The Windows Ancillary Function Driver for WinSock (afd.sys) is one of the most battle-tested kernel components in Windows. It handles the kernel side of socket operations and is loaded on every Windows installation since the earliest NT versions. Despite decades of scrutiny, CVE-2025-21418 revealed a heap-based buffer overflow that was actively exploited as a zero-day.

The vulnerability occurs when afd.sys processes certain socket operations and copies data into a kernel heap buffer without properly validating the input length. The overflow corrupts adjacent allocations in the kernel pool. The bug affects an extraordinarily wide range of Windows versions, spanning 37 builds from Server 2008 R2 through Windows 11, suggesting the vulnerable code path has been present for over a decade.

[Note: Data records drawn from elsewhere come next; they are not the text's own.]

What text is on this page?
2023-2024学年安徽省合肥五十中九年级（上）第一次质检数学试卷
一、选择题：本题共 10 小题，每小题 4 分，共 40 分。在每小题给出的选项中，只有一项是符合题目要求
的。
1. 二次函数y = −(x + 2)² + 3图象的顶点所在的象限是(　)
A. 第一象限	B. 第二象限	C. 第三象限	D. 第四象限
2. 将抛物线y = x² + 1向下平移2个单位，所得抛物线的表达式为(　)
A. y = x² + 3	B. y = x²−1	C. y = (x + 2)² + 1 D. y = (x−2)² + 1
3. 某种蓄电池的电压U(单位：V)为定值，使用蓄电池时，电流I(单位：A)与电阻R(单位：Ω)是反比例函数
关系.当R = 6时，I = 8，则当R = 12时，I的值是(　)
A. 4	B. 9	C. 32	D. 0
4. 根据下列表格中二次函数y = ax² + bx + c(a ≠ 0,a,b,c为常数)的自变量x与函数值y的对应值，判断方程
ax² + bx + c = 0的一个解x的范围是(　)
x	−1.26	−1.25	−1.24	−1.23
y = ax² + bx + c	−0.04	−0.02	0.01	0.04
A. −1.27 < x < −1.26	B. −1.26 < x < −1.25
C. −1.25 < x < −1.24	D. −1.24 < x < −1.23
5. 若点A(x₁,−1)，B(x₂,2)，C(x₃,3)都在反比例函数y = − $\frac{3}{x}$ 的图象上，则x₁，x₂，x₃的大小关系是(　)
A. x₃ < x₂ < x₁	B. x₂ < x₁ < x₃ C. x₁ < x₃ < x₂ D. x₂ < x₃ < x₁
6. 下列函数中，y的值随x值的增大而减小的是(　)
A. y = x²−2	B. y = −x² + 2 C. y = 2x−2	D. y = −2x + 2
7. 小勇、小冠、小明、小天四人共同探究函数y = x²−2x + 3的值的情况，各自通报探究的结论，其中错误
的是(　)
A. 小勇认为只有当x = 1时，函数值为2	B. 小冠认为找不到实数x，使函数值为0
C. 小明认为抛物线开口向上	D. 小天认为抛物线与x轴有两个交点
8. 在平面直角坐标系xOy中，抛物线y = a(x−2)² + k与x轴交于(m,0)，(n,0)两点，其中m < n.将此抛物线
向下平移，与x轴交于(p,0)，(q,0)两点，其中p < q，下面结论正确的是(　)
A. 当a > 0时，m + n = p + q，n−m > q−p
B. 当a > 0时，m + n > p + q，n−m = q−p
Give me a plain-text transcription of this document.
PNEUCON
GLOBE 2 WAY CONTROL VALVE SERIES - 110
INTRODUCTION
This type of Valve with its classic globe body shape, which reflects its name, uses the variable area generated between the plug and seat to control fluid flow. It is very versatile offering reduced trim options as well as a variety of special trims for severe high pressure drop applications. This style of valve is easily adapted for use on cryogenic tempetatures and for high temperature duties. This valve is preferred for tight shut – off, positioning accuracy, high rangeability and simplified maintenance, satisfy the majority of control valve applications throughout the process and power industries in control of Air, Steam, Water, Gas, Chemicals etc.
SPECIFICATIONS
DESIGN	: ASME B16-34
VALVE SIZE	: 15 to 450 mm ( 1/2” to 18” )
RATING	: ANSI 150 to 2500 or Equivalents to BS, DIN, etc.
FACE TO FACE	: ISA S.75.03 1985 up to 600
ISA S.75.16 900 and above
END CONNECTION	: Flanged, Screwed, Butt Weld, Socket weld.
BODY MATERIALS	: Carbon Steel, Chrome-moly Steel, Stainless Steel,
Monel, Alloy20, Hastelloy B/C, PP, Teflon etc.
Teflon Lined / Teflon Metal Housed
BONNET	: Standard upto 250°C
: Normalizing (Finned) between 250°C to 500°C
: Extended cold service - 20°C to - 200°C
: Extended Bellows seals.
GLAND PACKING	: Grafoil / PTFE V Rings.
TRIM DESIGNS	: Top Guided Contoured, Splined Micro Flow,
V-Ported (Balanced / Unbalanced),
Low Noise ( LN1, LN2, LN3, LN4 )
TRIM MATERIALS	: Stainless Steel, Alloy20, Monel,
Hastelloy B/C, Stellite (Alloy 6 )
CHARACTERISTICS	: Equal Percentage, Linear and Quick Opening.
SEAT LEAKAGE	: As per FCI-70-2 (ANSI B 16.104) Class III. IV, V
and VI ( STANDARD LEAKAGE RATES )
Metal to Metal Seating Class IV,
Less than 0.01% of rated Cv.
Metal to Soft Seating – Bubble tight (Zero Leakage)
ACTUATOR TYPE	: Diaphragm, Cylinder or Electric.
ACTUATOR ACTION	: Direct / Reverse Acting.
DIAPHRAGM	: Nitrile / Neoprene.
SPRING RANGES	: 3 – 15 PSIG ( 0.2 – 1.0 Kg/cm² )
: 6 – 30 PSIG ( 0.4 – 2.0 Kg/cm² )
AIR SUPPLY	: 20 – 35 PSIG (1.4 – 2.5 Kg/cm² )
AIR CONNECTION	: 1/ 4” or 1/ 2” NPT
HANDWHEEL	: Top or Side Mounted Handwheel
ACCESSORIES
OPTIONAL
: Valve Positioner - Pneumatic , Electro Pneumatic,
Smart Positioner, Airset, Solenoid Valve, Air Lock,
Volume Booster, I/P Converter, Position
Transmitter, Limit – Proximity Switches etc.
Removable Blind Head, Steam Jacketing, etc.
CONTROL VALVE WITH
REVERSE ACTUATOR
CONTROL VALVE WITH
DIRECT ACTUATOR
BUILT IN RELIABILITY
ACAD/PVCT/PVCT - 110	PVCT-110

The breadth of affected versions is notable. When a single bug spans from Server 2008 R2 to Windows 11, it indicates the vulnerability lives in core socket handling logic that has remained largely unchanged across major Windows releases. That stability is exactly what makes afd.sys an attractive target: exploit development done once works across the entire Windows installed base.

Exploitation

The attacker triggers the heap overflow through crafted socket operations. The overflow corrupts adjacent pool allocations, and the attacker uses pool spray techniques to control which kernel objects sit next to the vulnerable buffer.

Once a controlled object is corrupted, the attacker gains a kernel read/write primitive. From there, standard techniques (token swap, process privilege manipulation) escalate to SYSTEM. The entire attack is local: no network access is needed, just the ability to run code as any authenticated user.

Exploitation Primitive

Crafted socket operation --> heap buffer overflow in afd.sys
  --> adjacent pool object corruption
  --> kernel R/W primitive --> token swap --> SYSTEM

Broader Significance

afd.sys is a high-value target because it is universally present, reachable from any user, and handles complex data structures from user-mode input. CVE-2025-21418 joins CVE-2023-21768, CVE-2024-38193, and other afd.sys bugs in demonstrating that this driver remains a productive hunting ground. The 37-build blast radius made this zero-day particularly dangerous: a single exploit binary could compromise nearly any Windows system in production. For defenders, afd.sys patches should always be treated as urgent.